No, if I am mocking I tend to be really blatant about it. This thread is not meant to mock.

m

6 Likes

Removed an off topic post.

3 Likes

For what it’s worth, I’d root for you to come back. I didn’t believe we’ve crossed paths in game- but in the forums- you’re one of the voices I’ve respected.

3 Likes

See that’s the problem. The devs do listen. They listen to the hordes, the blocs, the forum brigades, the crybabies, the loudmouths, and other nefarious nabobs. They should have just had a vision for the game and stuck to it. The golden age of Eve was when it was more of an open book that people who are not loudmouths or bloc members could make their own way any way and at their own pace.
Then came these “visions”, and “balances”, and these overhauls making things easier. We didn’t want easier. Crybabies and quick-gratification types who were never told “no” in their lives wanted easier. And they spent more time wanting easier than learning how to get good.

Ultimately there comes a time when voting with your wallet is the only one that counts. Don’t fault people for that.
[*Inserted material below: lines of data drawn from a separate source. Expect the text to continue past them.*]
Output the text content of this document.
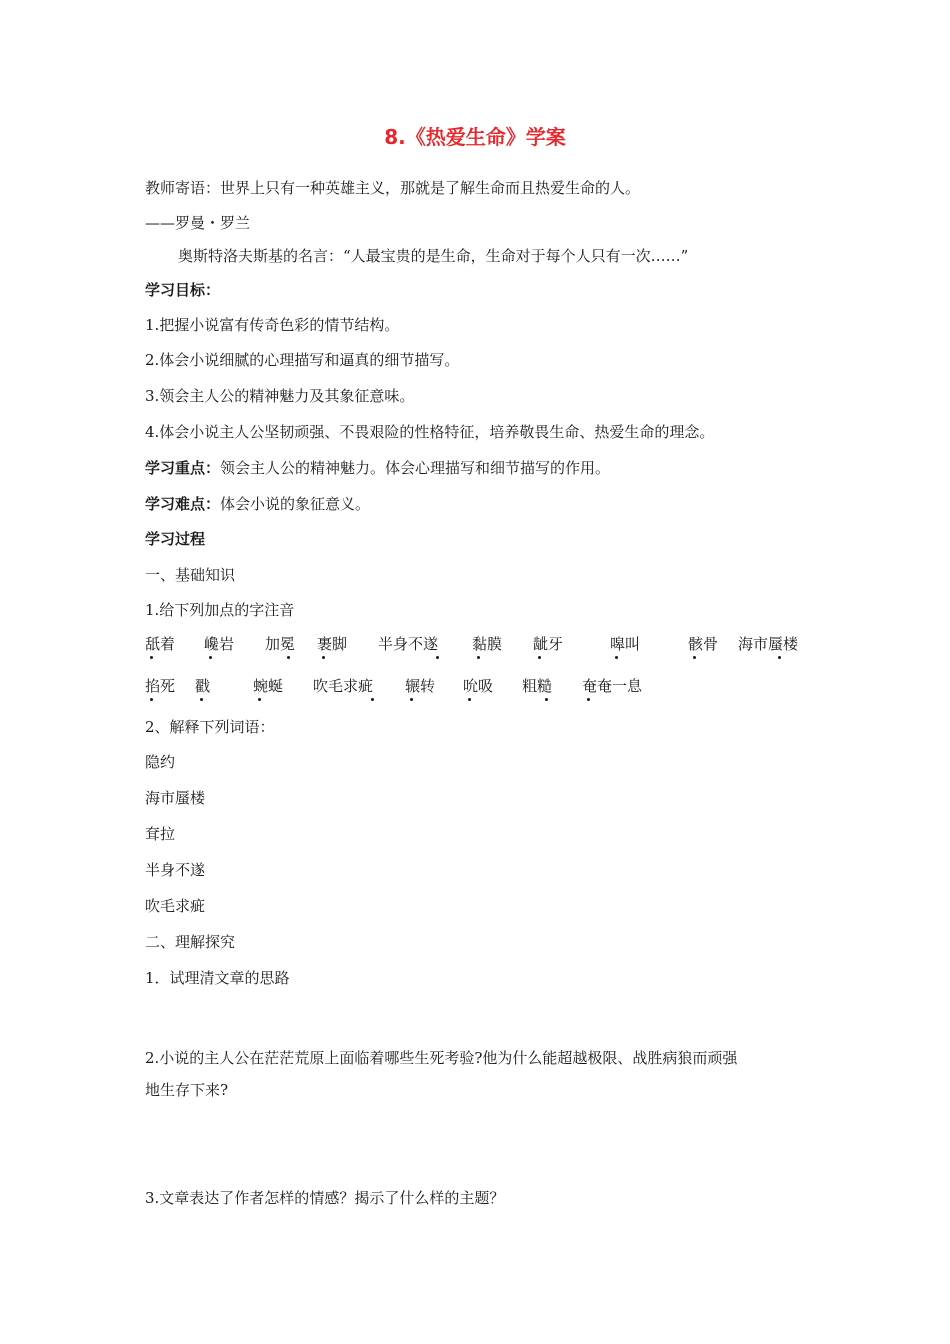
8.《热爱生命》学案
教师寄语：世界上只有一种英雄主义，那就是了解生命而且热爱生命的人。
——罗曼・罗兰
奥斯特洛夫斯基的名言：“人最宝贵的是生命，生命对于每个人只有一次……”
学习目标：
1.把握小说富有传奇色彩的情节结构。
2.体会小说细腻的心理描写和逼真的细节描写。
3.领会主人公的精神魅力及其象征意味。
4.体会小说主人公坚韧顽强、不畏艰险的性格特征，培养敬畏生命、热爱生命的理念。
学习重点：领会主人公的精神魅力。体会心理描写和细节描写的作用。
学习难点：体会小说的象征意义。
学习过程
一、基础知识
1.给下列加点的字注音
舐着 巉岩 加冕 裹脚 半身不遂 黏膜 龇牙	嗥叫	骸骨 海市蜃楼
掐死 戳	蜿蜒 吹毛求疵 辗转 吮吸 粗糙 奄奄一息
2、解释下列词语：
隐约
海市蜃楼
耷拉
半身不遂
吹毛求疵
二、理解探究
1．试理清文章的思路
2.小说的主人公在茫茫荒原上面临着哪些生死考验?他为什么能超越极限、战胜病狼而顽强
地生存下来?
3.文章表达了作者怎样的情感？揭示了什么样的主题？
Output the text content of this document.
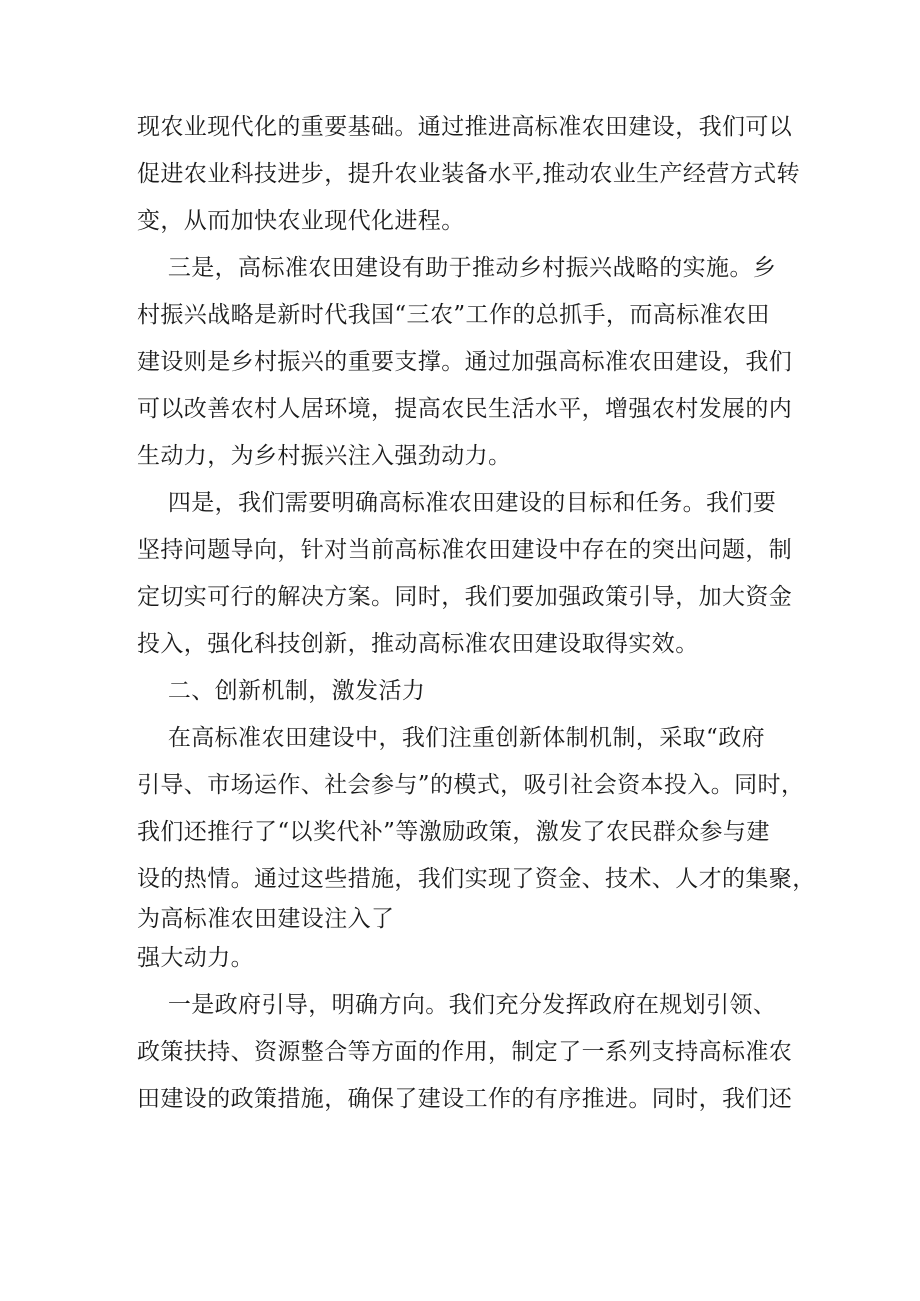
现农业现代化的重要基础。通过推进高标准农田建设，我们可以
促进农业科技进步，提升农业装备水平,推动农业生产经营方式转
变，从而加快农业现代化进程。
三是，高标准农田建设有助于推动乡村振兴战略的实施。乡
村振兴战略是新时代我国“三农”工作的总抓手，而高标准农田
建设则是乡村振兴的重要支撑。通过加强高标准农田建设，我们
可以改善农村人居环境，提高农民生活水平，增强农村发展的内
生动力，为乡村振兴注入强劲动力。
四是，我们需要明确高标准农田建设的目标和任务。我们要
坚持问题导向，针对当前高标准农田建设中存在的突出问题，制
定切实可行的解决方案。同时，我们要加强政策引导，加大资金
投入，强化科技创新，推动高标准农田建设取得实效。
二、创新机制，激发活力
在高标准农田建设中，我们注重创新体制机制，采取“政府
引导、市场运作、社会参与”的模式，吸引社会资本投入。同时，
我们还推行了“以奖代补”等激励政策，激发了农民群众参与建
设的热情。通过这些措施，我们实现了资金、技术、人才的集聚，
为高标准农田建设注入了
强大动力。
一是政府引导，明确方向。我们充分发挥政府在规划引领、
政策扶持、资源整合等方面的作用，制定了一系列支持高标准农
田建设的政策措施，确保了建设工作的有序推进。同时，我们还
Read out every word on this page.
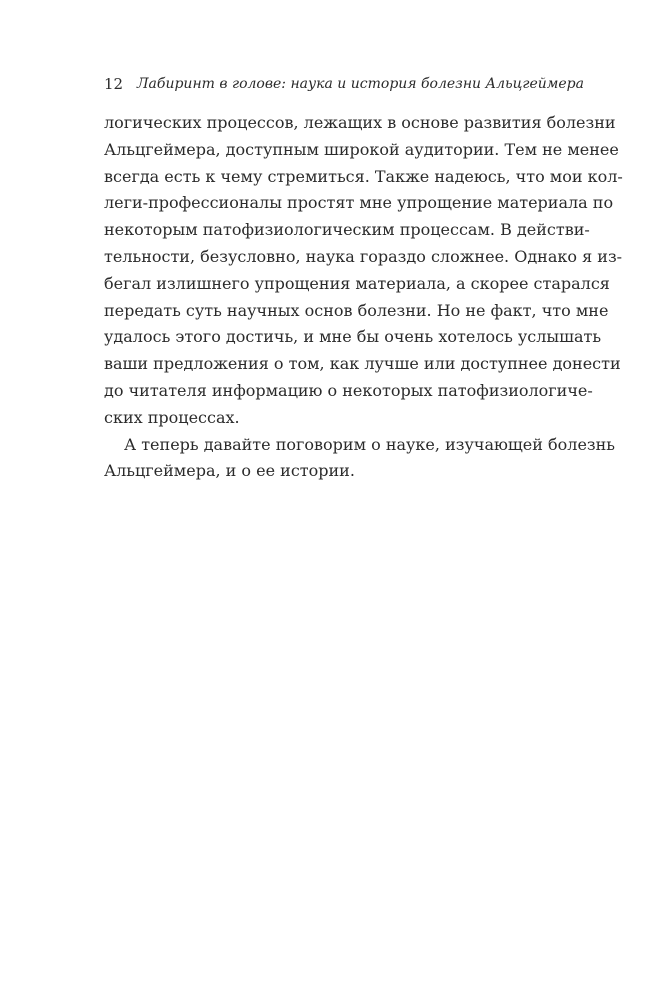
12 Лабиринт в голове: наука и история болезни Альцгеймера
логических процессов, лежащих в основе развития болезни
Альцгеймера, доступным широкой аудитории. Тем не менее
всегда есть к чему стремиться. Также надеюсь, что мои кол-
леги-профессионалы простят мне упрощение материала по
некоторым патофизиологическим процессам. В действи-
тельности, безусловно, наука гораздо сложнее. Однако я из-
бегал излишнего упрощения материала, а скорее старался
передать суть научных основ болезни. Но не факт, что мне
удалось этого достичь, и мне бы очень хотелось услышать
ваши предложения о том, как лучше или доступнее донести
до читателя информацию о некоторых патофизиологиче-
ских процессах.
А теперь давайте поговорим о науке, изучающей болезнь
Альцгеймера, и о ее истории.
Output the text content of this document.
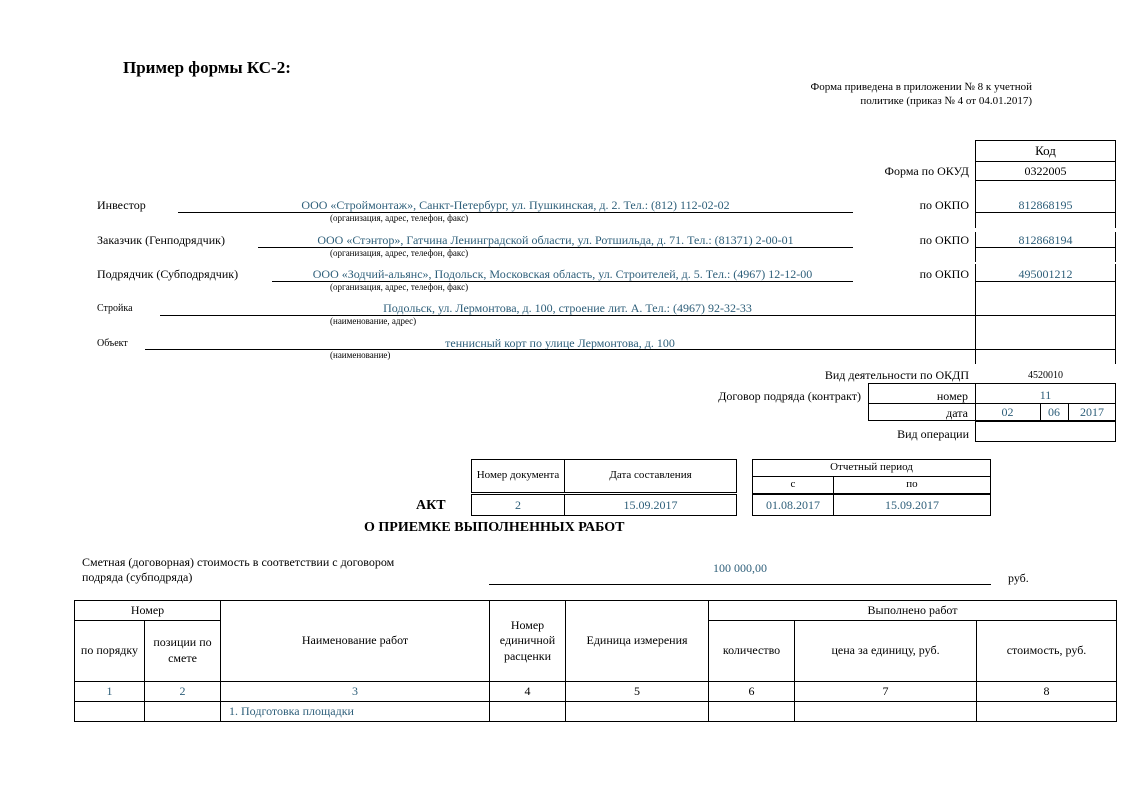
Пример формы КС-2:
Форма приведена в приложении № 8 к учетной
политике (приказ № 4 от 04.01.2017)
Код
0322005
Форма по ОКУД
Инвестор	ООО «Строймонтаж», Санкт-Петербург, ул. Пушкинская, д. 2. Тел.: (812) 112-02-02
(организация, адрес, телефон, факс)
по ОКПО	812868195
Заказчик (Генподрядчик)	ООО «Стэнтор», Гатчина Ленинградской области, ул. Ротшильда, д. 71. Тел.: (81371) 2-00-01
(организация, адрес, телефон, факс)
по ОКПО	812868194
Подрядчик (Субподрядчик)	ООО «Зодчий-альянс», Подольск, Московская область, ул. Строителей, д. 5. Тел.: (4967) 12-12-00
(организация, адрес, телефон, факс)
по ОКПО	495001212
Стройка	Подольск, ул. Лермонтова, д. 100, строение лит. А. Тел.: (4967) 92-32-33
(наименование, адрес)
Объект	теннисный корт по улице Лермонтова, д. 100
(наименование)
Вид деятельности по ОКДП	4520010
Договор подряда (контракт)	номер	11
дата	02	06	2017
Вид операции
Номер документа	Дата составления
Отчетный период
с	по
АКТ	2	15.09.2017	01.08.2017	15.09.2017
О ПРИЕМКЕ ВЫПОЛНЕННЫХ РАБОТ
Сметная (договорная) стоимость в соответствии с договором
подряда (субподряда)
100 000,00
руб.
Номер		Наименование работ	Номер единичной расценки	Единица измерения	Выполнено работ		
по порядку	позиции по смете				количество	цена за единицу, руб.	стоимость, руб.
1	2	3	4	5	6	7	8
		1. Подготовка площадки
We’re missing out on what Eve WAS. Hello? Why even have a CSM at this point?

3 Likes

I have been here for 13+ years, lots of people make me seem like a late comer to the party. Which ‘what Eve WAS’ are you referring to? When was this game perfect?

m

3 Likes

After wormholes, but before alpha.

2 Likes

Before we got structures, Rorquals, capital rebalance … in short: Before CCP got this stupid idea that everything should be “active gameplay”. Why? Because CCP did not change the game to accommodate “active gameplay” in areas where it never was designed to be that active. They just slapped “active” on top of the existing gameplay elements without caring at all for consequences and of course that led to disaster. After the first things were done in that direction, CCP released all breaks and well full bonkers mode with it, deepening the disaster. And then, 2 years ago, they became aware of that this is not “healthy” and started blaming the players for ruining the game (Rattati) and that CCP had to take drastic measures to reign in and “fix” it.